Les vaches et le cumin


Pour oublier leurs déboires antiques

Et l’oubli dont elles furent après l’objet

Au profit des bœufs athlétiques,

Les vaches nous imitèrent, nous, les Français: 

Elles optèrent pour les joies gastronomiques; 

Abandonnant l’astronomie aux bœufs anglais!

La gourmandise devint la petite fée

Qui leur donna des ailes et un peu d’esprit. 

Goulues friandes fieffées 

De graminées alambiquées,

Elles prirent goût au meilleur qui anoblit: 

Je parle du foin qui fermente, 

Qui rend guillerette et clémente, 

Et qui permet de s’enivrer à peu de frais

À Malans, Lizine ou Échay.

Il n’y a pas qu’aux hommes

Que plaît l’ivresse en somme! 

La vache montbéliarde croque dans la pomme.

De ce que la nature mit sur leur chemin,

Sous leurs mamelles, sous leurs seins,

Les vaches se contentèrent,

Et c’est ainsi que le cumin

Ces roturières élégantes adoptèrent,

Pour oublier leurs maux et entrevoir Cythère. 

C’était ensemble, formant un essaim, 

Qu’on les voyait se régaler au loin

Dans la combe au Lard, dans les prés de la Tendue.

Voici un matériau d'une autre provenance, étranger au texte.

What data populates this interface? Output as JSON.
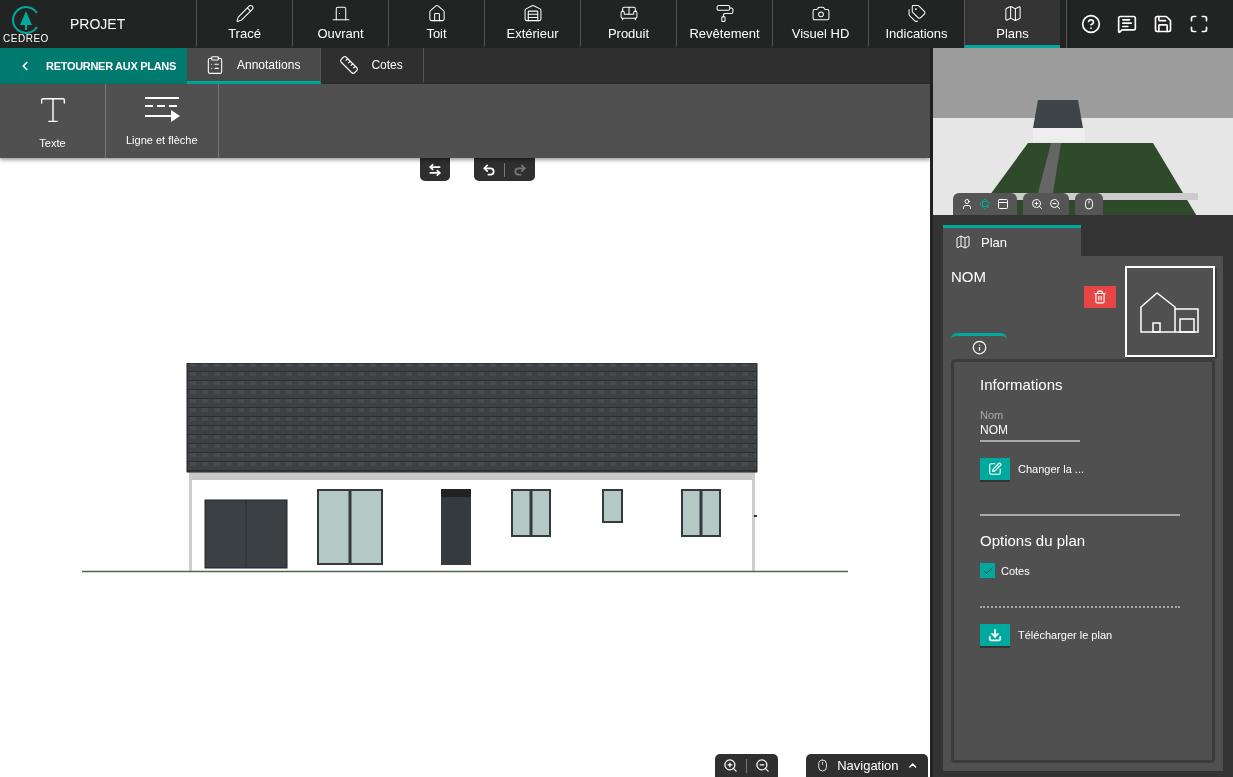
{
  "app": {
    "logo_text": "CEDREO",
    "project_label": "PROJET"
  },
  "main_menu": [
    {
      "label": "Tracé",
      "selected": false
    },
    {
      "label": "Ouvrant",
      "selected": false
    },
    {
      "label": "Toit",
      "selected": false
    },
    {
      "label": "Extérieur",
      "selected": false
    },
    {
      "label": "Produit",
      "selected": false
    },
    {
      "label": "Revêtement",
      "selected": false
    },
    {
      "label": "Visuel HD",
      "selected": false
    },
    {
      "label": "Indications",
      "selected": false
    },
    {
      "label": "Plans",
      "selected": true
    }
  ],
  "back_button": {
    "label": "RETOURNER AUX PLANS"
  },
  "sub_tabs": [
    {
      "label": "Annotations",
      "selected": true
    },
    {
      "label": "Cotes",
      "selected": false
    }
  ],
  "tools": [
    {
      "label": "Texte"
    },
    {
      "label": "Ligne et flèche"
    }
  ],
  "history": {
    "undo_disabled": false,
    "redo_disabled": true
  },
  "navigation": {
    "label": "Navigation"
  },
  "panel": {
    "tab": "Plan",
    "name": "NOM",
    "section_title": "Informations",
    "field_label": "Nom",
    "field_value": "NOM",
    "change_button": "Changer la ...",
    "options_title": "Options du plan",
    "options": [
      {
        "label": "Cotes",
        "checked": true
      }
    ],
    "download_button": "Télécharger le plan"
  }
}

Certes, la touffe était menue,

Mais exquise, goûteuse, tel un avant goût

De paradis; elles en avaient la berlue.

La fée verte leur était superflue.

Dans la combe au Lard où le Mistral était mou,  

Le cumin avait plus de goût

Qu’il n’est permis, faisant du zèle.

Ce jeu est très risqué, en voici les séquelles:

Une fois qu’on l’a commencé,

C’est comme si à lui on était fiancé

Et plus: plus moyen de revenir en arrière,

Plus de retour possible aux anciennes manières, 

Sans risque d’être accusé de grand paresseux,

De fainéant, voire de gueux.

L’injustice, dont les vaches étaient victimes,

Inspira pitié au cumin:  

Il n’avait pour bras que des brins, 

Pour aumône que son parfum,   

Mais tint à leur offrir des bouchées de sublime: 

La première année, pour les consoler du spleen;    

La deuxième, pour faire plaisir, tel un gin;   

La troisième, pour satisfaire leur attente; 

La quatrième, pour sauver l’honneur des plantes;

La cinquième année, vous êtes intelligentes,

Vous avez tout compris: le cœur n’y était plus; 

Le cumin exténué voulut

Retrouver la vieille routine,

L’antique habitude de ses cousines,

Et n’offrit que le goût commun

Aux vaches, qui grimacèrent à jeun!    

Le cumin paya ce terrible crime

D’une bouderie unanime,  

Même qu’on le piétina en chemin.

 

Je voudrais soutenir d’abord en cette affaire 

Que le palais des animaux est aussi fin

Que celui des hommes, voire des souverains.

Et ce serait aussi justice en la matière

Si nous étions à notre tour mis au parfum.

Je m’explique: grâce à nous autres, fabulistes,

Les animaux peuvent dialoguer et parler,

Réfléchir et penser, voire philosopher; 

Les animaux seraient artistes,

Et leurs tableaux seraient soignés,

Si, en retour, ils nous prêtaient leur nez,

Leurs yeux perçants, leurs tympans et leurs ouïes,

Dans la foulée de leurs branchies.

Je suis prêt à recevoir leur sixième sens 

Et même, s’il le faut, à m’acquitter d’un cens!

Que Zeus porte ma requête à leur connaissance!

Zeus, lui, au moins, n'est pas bouché! 

Je n’attends rien s’agissant du toucher: 

Ce serait une extravagance

Si je pouvais encore progresser!

Je crois bien que ce serait déplacé.

Mais bon, pour l’instant, je l’avoue:

Le fabuliste que je suis se sent grugé!

J’ai beau être des bords de Loue,

Je me sens escroqué, spolié et abusé.

J’attends toujours ma récompense

Car je pense que j'y ai droit!

Le fait d’être acteurs de fables de choix

Constitue un honneur et une chance:   

Cela oblige plus que cela ne dispense.

C’est là question de loyauté et d’équité.

Et question générosité,

S’il est noble de donner sans compter, 

Des profondeurs de ma loge

Où j’attends que la biche me déloge,

La sagesse du zélé, j’interroge;

J’y vois de la témérité

Bien plus que de la bonté;

Car malheur s’ensuit quand, à son zèle, il déroge!

Ce qui n’était qu’un don, les autres se l’arrogent, 

Ils en font un dû, un droit; adieu liberté!

On adopte la nouvelle réalité.

Que le nouveau pli, meilleur, se proroge!